Each basin was modified with the addition of a baffle wall and a top entry mixer in the first quarter of the BNR basins. Diffusers were removed from this mixed anaerobic zone. This anaerobic selector zone would serve three purposes: as a selector to inhibit the growth of filamentous bacteria; as an anaerobic zone conducive to the growth of phosphorus accumulating organisms; and as a zone to allow floc to sorb and utilize readily available substrates that would otherwise accumulate on the bubble interfaces in the subsequent aeration zones, thus increasing oxygen transfer efficiency. Diffuser densities in the aeration zones were reduced to allow the minimum published air rates where mixing could be maintained—0.05 scfm/sq ft.
The modifications of the aeration basin hydraulics and diffuser configuration allowed the use of the previously installed but never utilized single-stage, high-speed blowers. The blowers are controlled by a new controller that employs a most open valve control philosophy to control the dissolved oxygen (DO) in each aeration basin. In each basin, three individual drops with manual valves allow aeration in each aerobic zone to be manually adjusted.
The process changes designed by LAN have enabled the WWTP to exceed its new discharge permit with regards to nitrates. The average nitrate value for the three months since the modifications and new controls have been functioning in the aeration basin has averaged 4.84 mg/L. The maximum nitrate value recorded in this time was 8.37 mg/L. The effluent ammonia nitrogen has averaged 0.26 mg/L with a maximum of 2.5 mg/L compared to an average daily limit of 2 mg/L.

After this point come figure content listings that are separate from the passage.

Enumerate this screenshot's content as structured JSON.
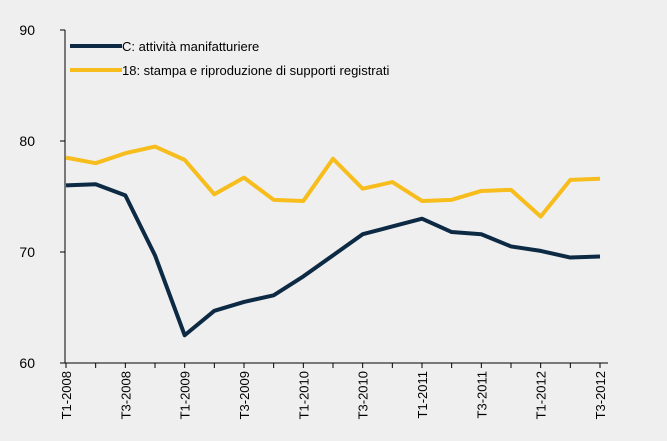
{
  "chart_data": {
    "type": "line",
    "categories": [
      "T1-2008",
      null,
      "T3-2008",
      null,
      "T1-2009",
      null,
      "T3-2009",
      null,
      "T1-2010",
      null,
      "T3-2010",
      null,
      "T1-2011",
      null,
      "T3-2011",
      null,
      "T1-2012",
      null,
      "T3-2012"
    ],
    "series": [
      {
        "name": "C: attività manifatturiere",
        "color": "#0d2a44",
        "values": [
          76.0,
          76.1,
          75.1,
          69.7,
          62.5,
          64.7,
          65.5,
          66.1,
          67.8,
          69.7,
          71.6,
          72.3,
          73.0,
          71.8,
          71.6,
          70.5,
          70.1,
          69.5,
          69.6
        ]
      },
      {
        "name": "18: stampa e riproduzione di supporti registrati",
        "color": "#f7bd1c",
        "values": [
          78.5,
          78.0,
          78.9,
          79.5,
          78.3,
          75.2,
          76.7,
          74.7,
          74.6,
          78.4,
          75.7,
          76.3,
          74.6,
          74.7,
          75.5,
          75.6,
          73.2,
          76.5,
          76.6
        ]
      }
    ],
    "ylim": [
      60,
      90
    ],
    "yticks": [
      60,
      70,
      80,
      90
    ],
    "grid": false,
    "legend": "upper left"
  }
}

Biological oxygen demand (BOD) and total suspended solids (TSS) average 3.44 mg/L and 3.75 mg/L compared to daily average limits of 10 mg/L and 15 mg/L, respectively. Effluent phosphorus, while not presently permitted or optimized for removal, is averaging 0.8 mg/L. The expected typical effluent phosphorus limit in Texas is expected to be 0.5 mg/L and should be achievable by better controlling solids wasting and aerobic digestion modifications.

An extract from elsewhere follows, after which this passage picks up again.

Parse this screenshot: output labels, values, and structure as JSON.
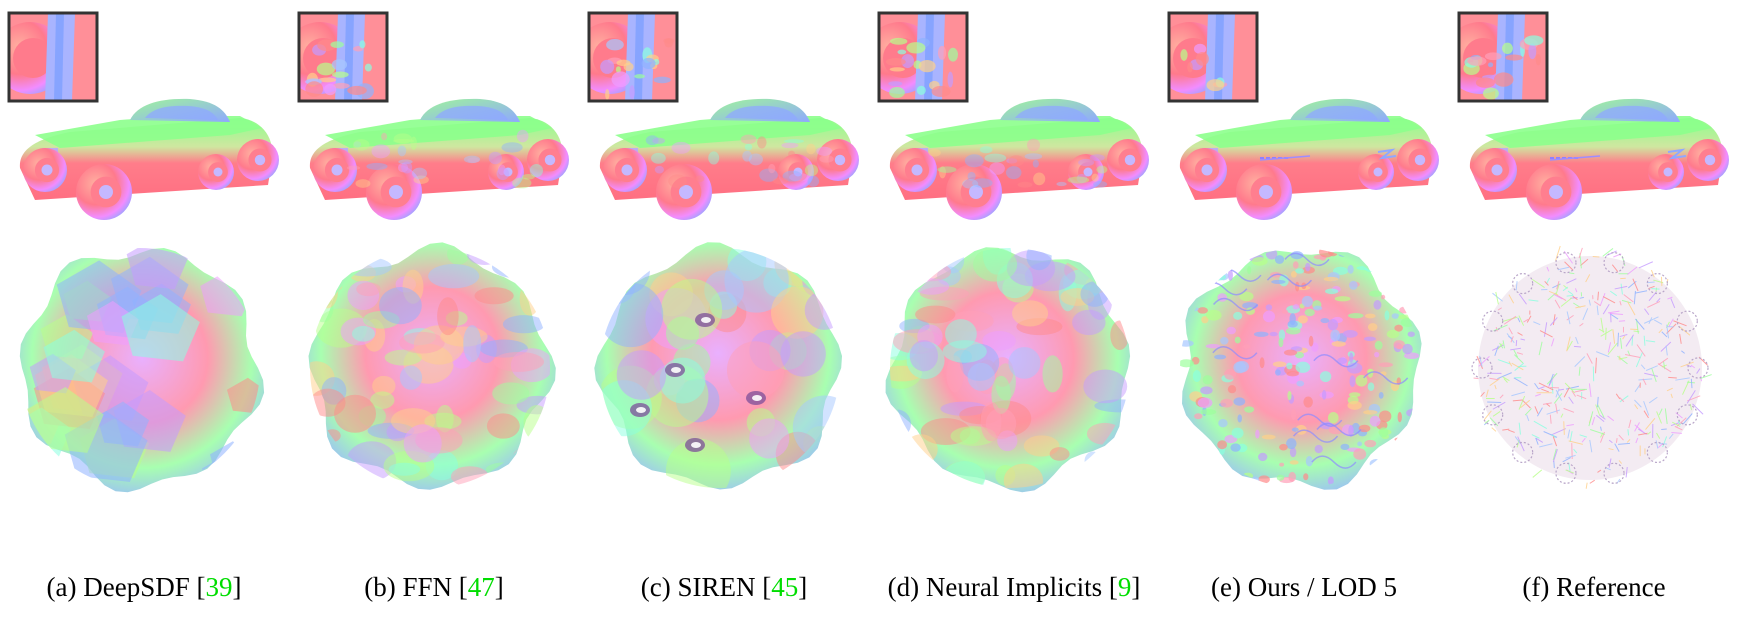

An added benefit to the process changes is a reduction in power consumption. Power consumption has dropped by 25% in the first three months since the plant has been fully operational with all the changes, resulting in savings of almost $10,000 per month. The improved discharge quality also has resulted in a reduction in chlorine usage required for disinfection. Chlorine use has decreased by an average of 81 lb per day to achieve the same residual concentration.
“City of Conroe has one mission, and that is to protect and serve the citizens of Conroe and exceed their expectations. That’s what our goal was and that’s what has happened. The improvements made were a huge success with operations and operation efficiency. With the improvements completed, we have been able to streamline the operations of the plant to a point we never thought possible. This has allowed us to produce a high-quality effluent and cut operational cost at the same time. This is a huge win for the citizens of Conroe,” Hall Jr. said.